Onze patients profitaient du programme offert par la clinique Providence Crosstown, dont Coral Watson. La nouvelle l’a bouleversée. J’étais pratiquement en larmes.

Sans ce programme, je serais morte. Nous méritons de savoir ce qui se passe parce que cela touche directement nos vies.

Une citation de :Coral Watson, participante au programme de la clinique Providence Crosstown

Auparavant, la drogue devait être administrée dans l’enceinte de la clinique. Mais, comme certains patients étaient contraints de s’isoler en raison d’une infection par la COVID-19, le personnel de la clinique, avec l’autorisation des autorités de la santé, leur a livré des seringues d'héroïne à domicile.

Ce faisant, la clinique a prouvé que la drogue pouvait être consommée à domicile sans problème, selon le personnel de Providence Crosstown. Depuis, l'héroïne pouvait être cherchée et emportée à la maison, évitant aux consommateurs de devoir se déplacer alors qu'ils ont un horaire parfois chargé.

La clinique a donc poursuivi le programme pour certains patients, même s'ils n'avaient pas à s'isoler en raison de la COVID-19.

Aucune explication

Ni le ministère de la Santé ni le Collège des pharmaciens n’ont pour l'instant expliqué pourquoi le programme a été annulé.

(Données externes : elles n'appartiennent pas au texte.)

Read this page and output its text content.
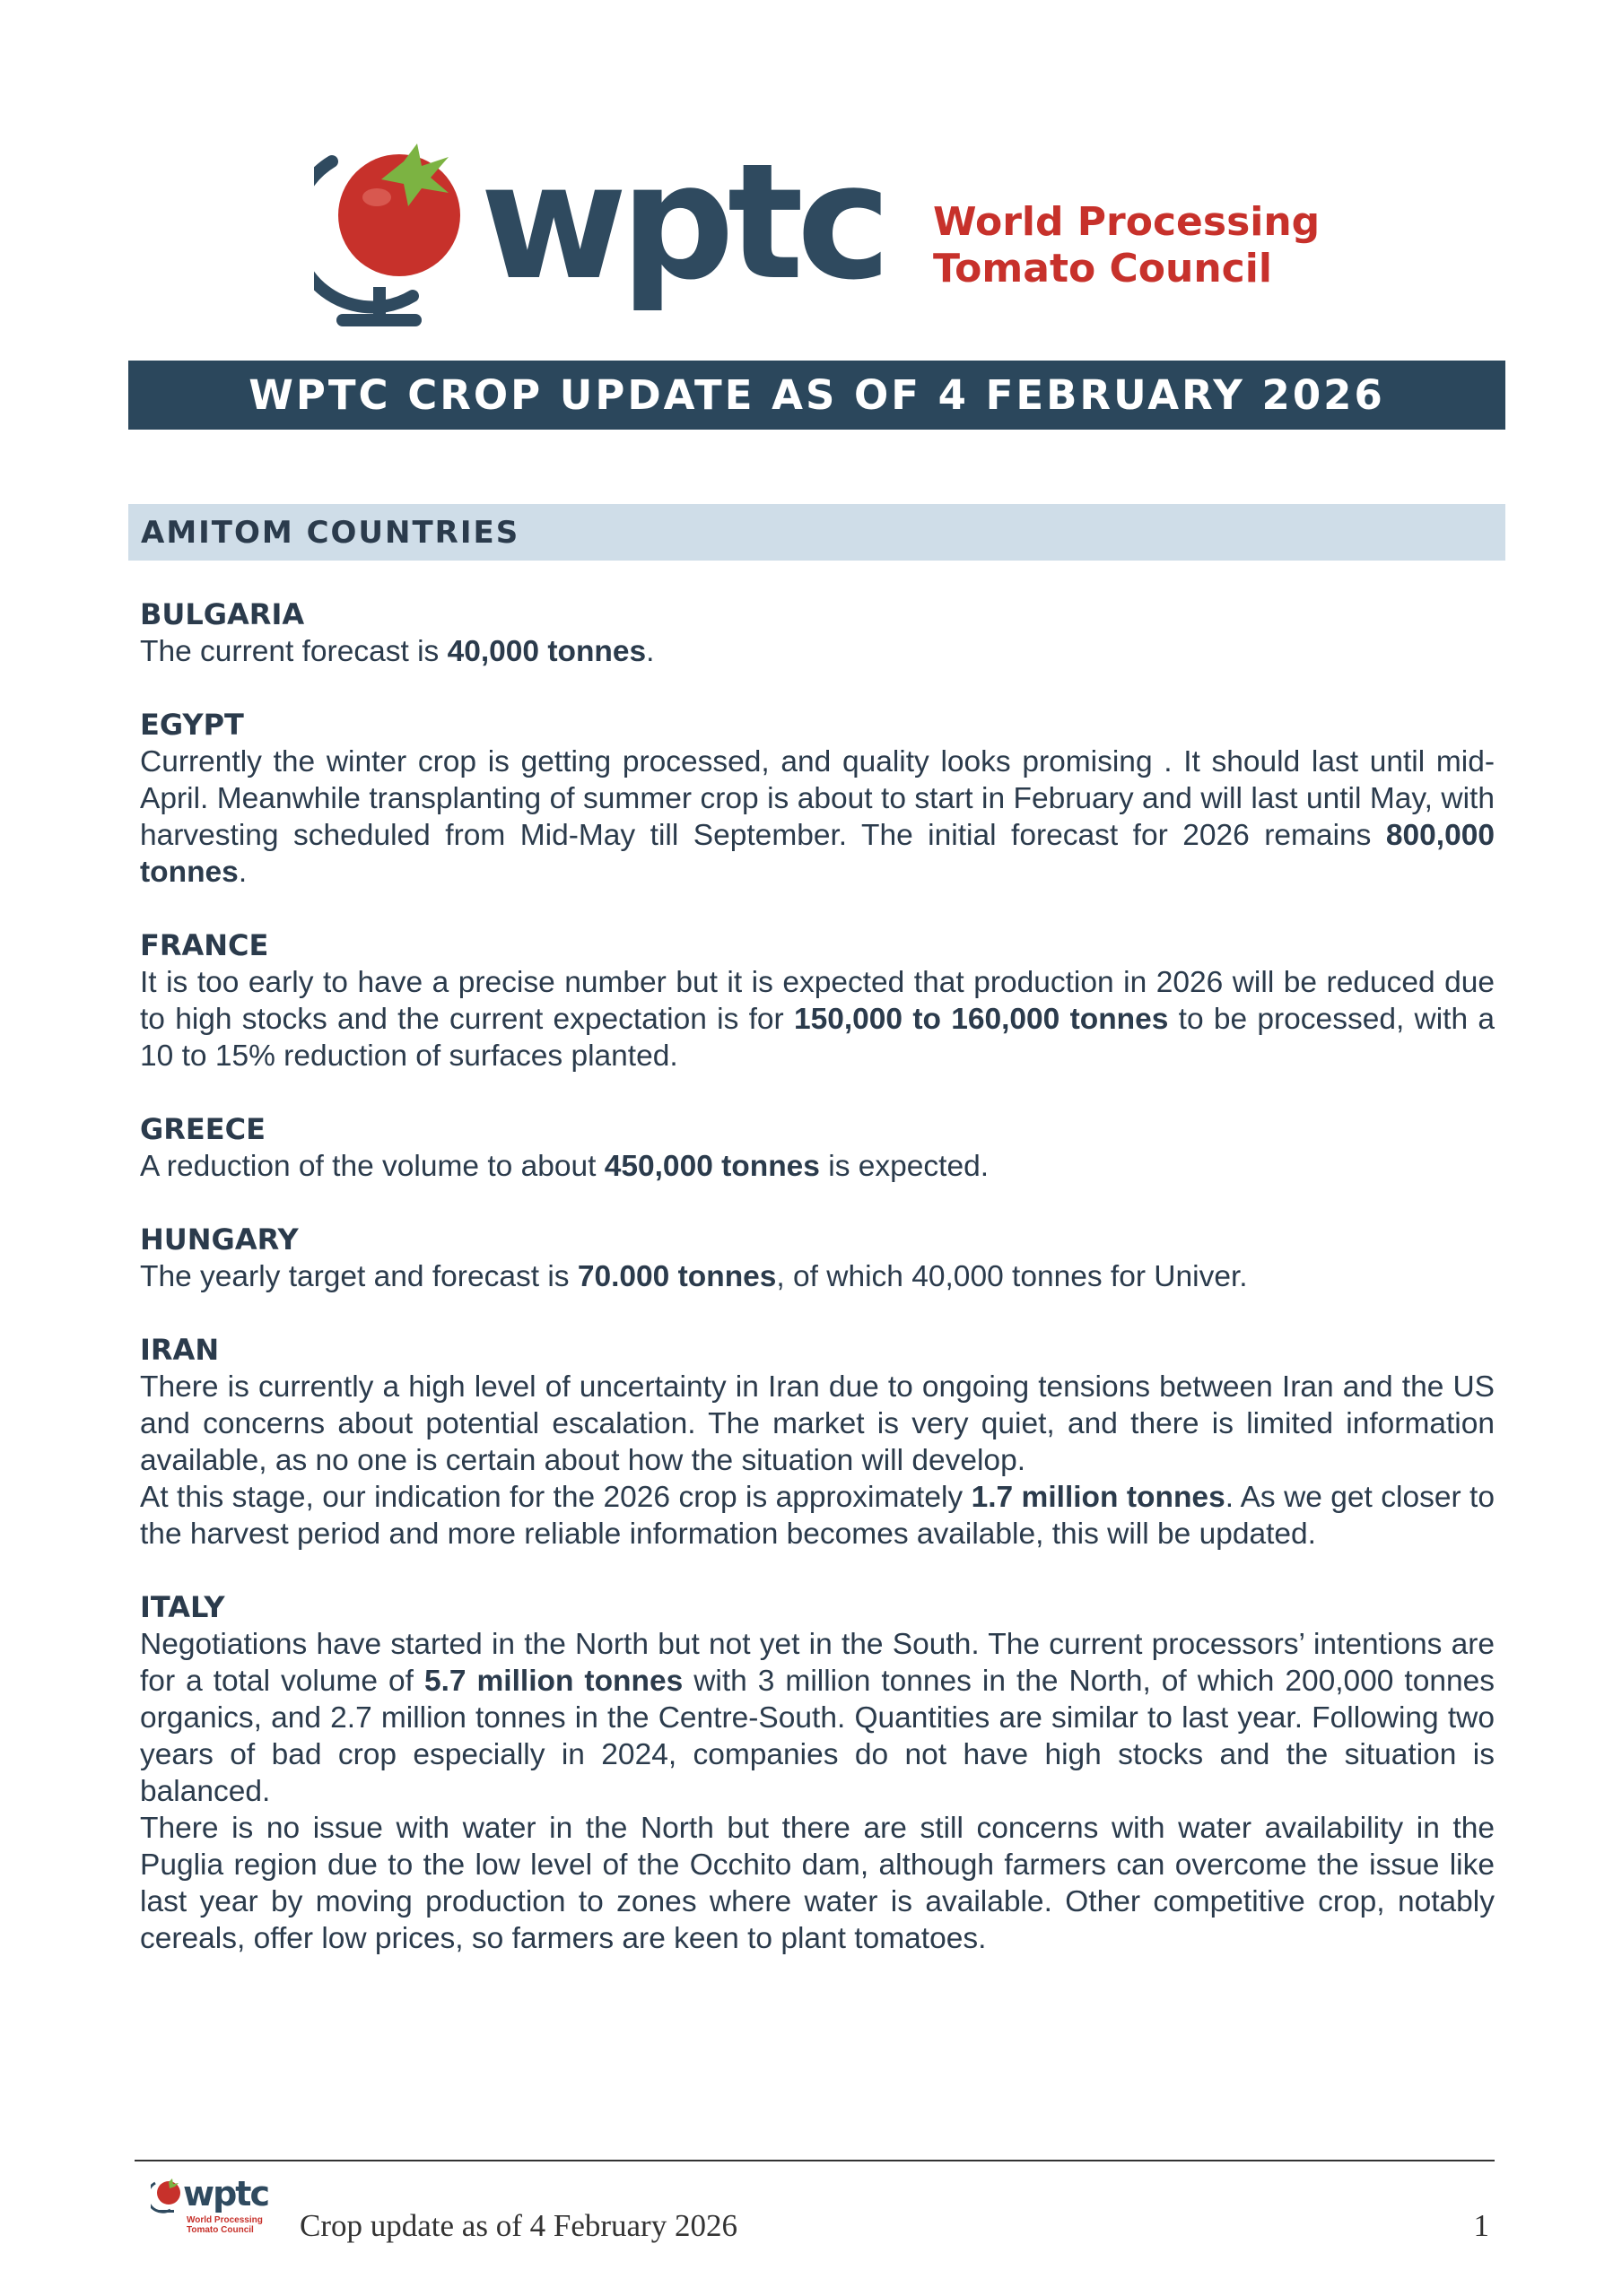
wptc World Processing
Tomato Council
WPTC CROP UPDATE AS OF 4 FEBRUARY 2026
AMITOM COUNTRIES
BULGARIA
The current forecast is 40,000 tonnes.
EGYPT
Currently the winter crop is getting processed, and quality looks promising . It should last until mid-April. Meanwhile transplanting of summer crop is about to start in February and will last until May, with harvesting scheduled from Mid-May till September. The initial forecast for 2026 remains 800,000 tonnes.
FRANCE
It is too early to have a precise number but it is expected that production in 2026 will be reduced due to high stocks and the current expectation is for 150,000 to 160,000 tonnes to be processed, with a 10 to 15% reduction of surfaces planted.
GREECE
A reduction of the volume to about 450,000 tonnes is expected.
HUNGARY
The yearly target and forecast is 70.000 tonnes, of which 40,000 tonnes for Univer.
IRAN
There is currently a high level of uncertainty in Iran due to ongoing tensions between Iran and the US and concerns about potential escalation. The market is very quiet, and there is limited information available, as no one is certain about how the situation will develop.
At this stage, our indication for the 2026 crop is approximately 1.7 million tonnes. As we get closer to the harvest period and more reliable information becomes available, this will be updated.
ITALY
Negotiations have started in the North but not yet in the South. The current processors’ intentions are for a total volume of 5.7 million tonnes with 3 million tonnes in the North, of which 200,000 tonnes organics, and 2.7 million tonnes in the Centre-South. Quantities are similar to last year. Following two years of bad crop especially in 2024, companies do not have high stocks and the situation is balanced.
There is no issue with water in the North but there are still concerns with water availability in the Puglia region due to the low level of the Occhito dam, although farmers can overcome the issue like last year by moving production to zones where water is available. Other competitive crop, notably cereals, offer low prices, so farmers are keen to plant tomatoes.
wptc
World Processing
Tomato Council Crop update as of 4 February 2026	1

Dans un courriel, le ministère de la Santé affirme reconnaître les bénéfices qu'offre le fait de pouvoir apporter les doses à domicile, mais rappelle simplement que les patients peuvent continuer à consommer la drogue en clinique.

Le Collège des pharmaciens soutient qu’il n’a jamais ordonné à la clinique Providence Crosstown de cesser d’offrir ses services.

Des seringues.

Des experts craignent que les patients ne se tournent vers le marché noir.

Photo : Radio-Canada / Maryse Zeidler

Inquiétudes

Lisa James, qui habite à Burnaby, participe au programme depuis le mois d'août. Pour prendre l’autobus deux fois par jour afin de consommer ses doses à la clinique, elle est obligée de laisser sa fille, atteinte d’une maladie chronique, seule pendant de nombreuses heures. Cela me terrifie de devoir la laisser seule tout ce temps.

La femme âgée de 53 ans n’a pas consommé de drogues achetées au marché noir depuis trois ans. Elle soutient que la clinique lui a sauvé la vie et que l'annulation du service de consommation à domicile est frustrante. J’ai passé toute la journée d'hier à pleurer.

Sarah Blyth travaille au centre de prévention des surdoses Overdose Prevention Society, à Vancouver. Elle s’inquiète de l’annulation du programme et craint que certains patients ne se tournent vers les drogues illicites. Cela nous fait reculer, c’est décevant.

Depuis 2016, près de 8000 personnes sont mortes en Colombie-Britannique après avoir consommé une substance illicite.